Expo Milano 2015 – “Be a researcher for a day”

“Be a researcher for a day” was an outreach event organised by the European Commission. For two days (19-20 September), 14 Researchers brought science closer to the public running workshops targeting children aged between 6 and 12 y. Those researchers have all benefited at some point in their career of the Marie Skłodowska-Curie actions, the EU funding scheme for researchers.

Camilla Masi and Serena Trapani from University of Florence, Italy run a practical session called -“Can I trust my senses?”- that was focused on sensory science, in particular on the mechanisms of sensory perception and the tasting of olive oil.

In the first part, children were asked to look at, smell and recognise the odour that they perceived in eight coloured and flavoured solutions. Four colour (blue, green, red, yellow) and four odours (banana, liquorice, mint, strawberry) were selected and eight solutions were prepared with congruent and incongruent associations between colour and odour.
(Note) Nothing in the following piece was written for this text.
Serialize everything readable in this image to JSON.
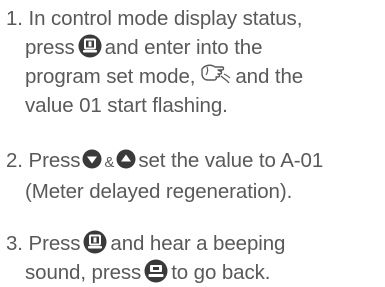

This game let children understand how our senses work. In fact, for example, when children smelled the strawberry odour in the blue solution, they said “it is a candy”. When they smelled the same odour in the red solution, they said “it is a strawberry candy”. The congruence between colour and odour help us to recognise the odour. At the same, the colour can cheat us, for example when children smelled the banana odour in the green solution, they said “it is mint”, because they associated the green colour with the mint odour.



In the second part, with the aim to learn more about sensory perception, children performed olive oil tasting “as official tasters”. They evaluated two kinds of oil samples: an extra virgin olive oil of high quality and a lamp oil. The tasting begins with the analysis of odour : green and fruity notes were easily recognised for the extra virgin olive oil while lamp oil odour was described as “paint/ink” . The tasting continued with placing in the mouth extra-virgin olive oil and bitter and spicy sensations that characterises the quality oil were easily recognised.